We had the idea to create this device after attending the PlanGrid Construction Summit back in June in San Francisco. The idea of it was to bridge the entire project team together even if they didn’t have their portable device on them at the time the issue came up. This alternative access point replaces the long walk back to the jobsite office, to a desk filled with “coffee stained” project drawings. It is organized, complete and always kept current. No more waiting on couriers to deliver the latest paper revisions from the office. If we don’t have our full team on the same page, it’s going to slow down construction, and it’s usually going to impact quality to some degree. Having that connection to keep all of the subcontractors on the same page is essential because it keeps the momentum moving forward. It also eliminates a good deal of rework that potentially could happen because the moment a change or revision occurs, it’s immediately reflected in PlanGrid. This was a big goal for us with the kiosk; to make sure those gaps get closed.
We want everyone, even down to the final cleaning company, to be able to come on to a jobsite with the tools to be as efficient as possible. So if the superintendent asks, “Hey, can you clean break room 109?” anyone can use the kiosk to access the drawings and find the information they need.
What advice would you share with the next generation of builders?
It’s not a bad thing to color outside the lines.
People are amazing with their ingenuity and trying to come up with different ideas and ways to solve tough problems. Isn’t that what the first tool was? It was designed to make life easier. That younger generation entering construction needs to have that relentless pursuit for something to change. It’s got to be in people to make and drive change itself. The only way you can do that is to take a bit of a risk and try something that nobody else has done.
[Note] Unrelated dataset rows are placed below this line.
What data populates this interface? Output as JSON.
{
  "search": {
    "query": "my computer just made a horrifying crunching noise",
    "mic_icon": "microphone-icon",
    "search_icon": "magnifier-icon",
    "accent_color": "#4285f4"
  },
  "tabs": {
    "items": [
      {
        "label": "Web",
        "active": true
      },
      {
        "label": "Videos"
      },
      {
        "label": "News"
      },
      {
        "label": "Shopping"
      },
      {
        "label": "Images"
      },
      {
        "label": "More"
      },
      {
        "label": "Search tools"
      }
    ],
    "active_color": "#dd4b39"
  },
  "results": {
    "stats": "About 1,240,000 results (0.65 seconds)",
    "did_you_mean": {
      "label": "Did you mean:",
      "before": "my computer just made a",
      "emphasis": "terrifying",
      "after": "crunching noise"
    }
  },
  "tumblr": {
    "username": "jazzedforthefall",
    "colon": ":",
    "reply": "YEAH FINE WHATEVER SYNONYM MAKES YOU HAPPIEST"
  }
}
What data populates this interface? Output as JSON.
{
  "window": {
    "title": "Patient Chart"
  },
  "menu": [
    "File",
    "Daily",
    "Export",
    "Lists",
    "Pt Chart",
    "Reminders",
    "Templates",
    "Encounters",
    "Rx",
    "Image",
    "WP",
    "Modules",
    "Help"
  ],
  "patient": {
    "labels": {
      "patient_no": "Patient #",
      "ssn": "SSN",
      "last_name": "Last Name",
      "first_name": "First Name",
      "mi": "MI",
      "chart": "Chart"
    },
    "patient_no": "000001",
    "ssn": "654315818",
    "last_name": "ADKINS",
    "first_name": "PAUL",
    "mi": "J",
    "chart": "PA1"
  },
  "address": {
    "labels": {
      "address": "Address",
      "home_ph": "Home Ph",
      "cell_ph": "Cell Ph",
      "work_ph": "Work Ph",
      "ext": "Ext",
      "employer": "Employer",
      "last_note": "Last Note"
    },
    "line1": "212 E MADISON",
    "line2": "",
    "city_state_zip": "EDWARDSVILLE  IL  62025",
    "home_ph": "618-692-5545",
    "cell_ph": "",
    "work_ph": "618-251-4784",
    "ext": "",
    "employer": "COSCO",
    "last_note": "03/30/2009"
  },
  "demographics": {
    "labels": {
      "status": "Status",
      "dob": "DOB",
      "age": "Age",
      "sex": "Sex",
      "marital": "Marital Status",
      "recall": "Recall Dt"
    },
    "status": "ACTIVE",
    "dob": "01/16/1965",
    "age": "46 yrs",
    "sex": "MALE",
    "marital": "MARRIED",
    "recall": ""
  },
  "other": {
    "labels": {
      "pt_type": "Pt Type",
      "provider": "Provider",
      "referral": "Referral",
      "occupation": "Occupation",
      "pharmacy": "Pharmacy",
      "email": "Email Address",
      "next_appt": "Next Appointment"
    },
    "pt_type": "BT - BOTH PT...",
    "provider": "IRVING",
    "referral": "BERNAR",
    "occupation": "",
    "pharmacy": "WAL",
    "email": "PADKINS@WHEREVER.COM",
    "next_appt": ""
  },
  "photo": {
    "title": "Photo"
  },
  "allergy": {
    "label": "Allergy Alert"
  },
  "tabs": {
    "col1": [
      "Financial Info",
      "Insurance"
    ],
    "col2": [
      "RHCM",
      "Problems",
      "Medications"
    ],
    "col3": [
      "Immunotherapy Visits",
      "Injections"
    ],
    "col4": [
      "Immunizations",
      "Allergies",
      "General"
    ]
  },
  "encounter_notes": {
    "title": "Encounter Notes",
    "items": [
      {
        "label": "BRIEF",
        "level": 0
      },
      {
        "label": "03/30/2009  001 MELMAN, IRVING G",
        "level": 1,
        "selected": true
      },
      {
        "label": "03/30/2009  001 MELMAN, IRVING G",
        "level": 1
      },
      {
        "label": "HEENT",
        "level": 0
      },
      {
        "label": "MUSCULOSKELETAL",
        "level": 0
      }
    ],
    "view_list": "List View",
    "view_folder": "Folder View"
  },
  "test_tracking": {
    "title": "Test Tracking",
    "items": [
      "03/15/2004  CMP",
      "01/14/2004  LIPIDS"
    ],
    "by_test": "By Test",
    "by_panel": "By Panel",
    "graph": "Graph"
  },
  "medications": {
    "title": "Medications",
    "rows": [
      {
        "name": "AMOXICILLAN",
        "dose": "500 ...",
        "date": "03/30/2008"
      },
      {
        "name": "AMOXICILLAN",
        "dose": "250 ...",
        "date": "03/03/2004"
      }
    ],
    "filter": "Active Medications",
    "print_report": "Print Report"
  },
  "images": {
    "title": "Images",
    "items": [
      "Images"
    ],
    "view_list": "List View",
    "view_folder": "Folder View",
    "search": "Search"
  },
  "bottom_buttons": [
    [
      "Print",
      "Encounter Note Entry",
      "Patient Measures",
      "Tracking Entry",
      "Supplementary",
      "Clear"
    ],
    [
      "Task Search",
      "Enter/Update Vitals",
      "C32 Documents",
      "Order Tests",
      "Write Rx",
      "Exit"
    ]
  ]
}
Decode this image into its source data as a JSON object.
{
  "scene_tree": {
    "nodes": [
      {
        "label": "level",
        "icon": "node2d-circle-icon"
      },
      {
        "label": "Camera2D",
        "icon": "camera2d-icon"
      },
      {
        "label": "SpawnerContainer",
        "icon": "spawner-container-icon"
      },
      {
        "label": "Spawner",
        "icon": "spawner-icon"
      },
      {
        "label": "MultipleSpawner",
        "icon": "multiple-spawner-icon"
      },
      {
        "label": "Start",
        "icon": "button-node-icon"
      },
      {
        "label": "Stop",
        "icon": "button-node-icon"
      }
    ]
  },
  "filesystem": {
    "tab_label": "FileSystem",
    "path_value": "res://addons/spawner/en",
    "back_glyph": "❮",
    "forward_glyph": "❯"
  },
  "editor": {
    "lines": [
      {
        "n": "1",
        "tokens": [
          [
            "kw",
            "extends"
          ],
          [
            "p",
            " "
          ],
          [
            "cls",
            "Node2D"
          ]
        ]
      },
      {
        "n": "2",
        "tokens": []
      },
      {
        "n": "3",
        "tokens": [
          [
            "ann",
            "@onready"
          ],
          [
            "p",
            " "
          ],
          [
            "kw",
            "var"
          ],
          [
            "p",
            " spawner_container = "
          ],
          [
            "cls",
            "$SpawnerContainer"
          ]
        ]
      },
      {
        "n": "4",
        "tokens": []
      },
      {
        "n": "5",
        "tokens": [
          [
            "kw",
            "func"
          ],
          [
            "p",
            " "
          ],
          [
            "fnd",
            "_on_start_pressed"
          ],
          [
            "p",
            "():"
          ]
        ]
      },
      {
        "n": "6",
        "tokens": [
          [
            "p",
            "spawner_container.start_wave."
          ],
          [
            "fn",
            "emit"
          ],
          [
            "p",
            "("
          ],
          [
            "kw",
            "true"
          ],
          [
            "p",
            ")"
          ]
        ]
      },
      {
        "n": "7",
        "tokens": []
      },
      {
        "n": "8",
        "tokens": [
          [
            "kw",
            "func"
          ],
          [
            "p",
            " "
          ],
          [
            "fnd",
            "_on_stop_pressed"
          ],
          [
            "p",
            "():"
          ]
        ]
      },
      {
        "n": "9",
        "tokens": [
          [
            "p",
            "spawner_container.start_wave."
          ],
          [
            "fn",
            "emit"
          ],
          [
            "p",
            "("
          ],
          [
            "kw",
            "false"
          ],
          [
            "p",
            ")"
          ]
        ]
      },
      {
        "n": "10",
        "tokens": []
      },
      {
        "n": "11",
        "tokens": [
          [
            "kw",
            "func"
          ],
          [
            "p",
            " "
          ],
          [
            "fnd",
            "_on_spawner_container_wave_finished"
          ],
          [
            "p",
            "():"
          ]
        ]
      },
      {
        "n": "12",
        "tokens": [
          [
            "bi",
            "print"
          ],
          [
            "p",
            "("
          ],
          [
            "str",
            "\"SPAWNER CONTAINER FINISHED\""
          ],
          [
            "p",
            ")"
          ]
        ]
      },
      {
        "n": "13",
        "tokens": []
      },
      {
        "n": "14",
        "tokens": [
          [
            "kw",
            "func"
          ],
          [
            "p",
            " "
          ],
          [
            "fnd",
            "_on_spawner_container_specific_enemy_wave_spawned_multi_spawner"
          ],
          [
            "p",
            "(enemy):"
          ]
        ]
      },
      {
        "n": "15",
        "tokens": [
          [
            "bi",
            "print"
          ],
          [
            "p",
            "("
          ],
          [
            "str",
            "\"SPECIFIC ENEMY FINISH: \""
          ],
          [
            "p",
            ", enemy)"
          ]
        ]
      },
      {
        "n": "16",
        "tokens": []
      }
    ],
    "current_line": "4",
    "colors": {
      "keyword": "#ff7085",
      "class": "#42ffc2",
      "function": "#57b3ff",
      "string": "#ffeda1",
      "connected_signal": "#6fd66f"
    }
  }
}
Even just using existing tools for a new purpose can be powerful. The beeper wasn’t initially designed for construction. It was originally designed for a hospital for emergencies. However, the device opened up new opportunities for construction. Our project kiosk involves us repurposing existing technology in a new way. Our entire team needs one access point to drawings and project documents. PlanGrid is providing that required unity in our construction environment. Whatever tool we can leverage to make that happen, I hope that the up-and-coming generation will also embrace this same concept to continue to push us forward.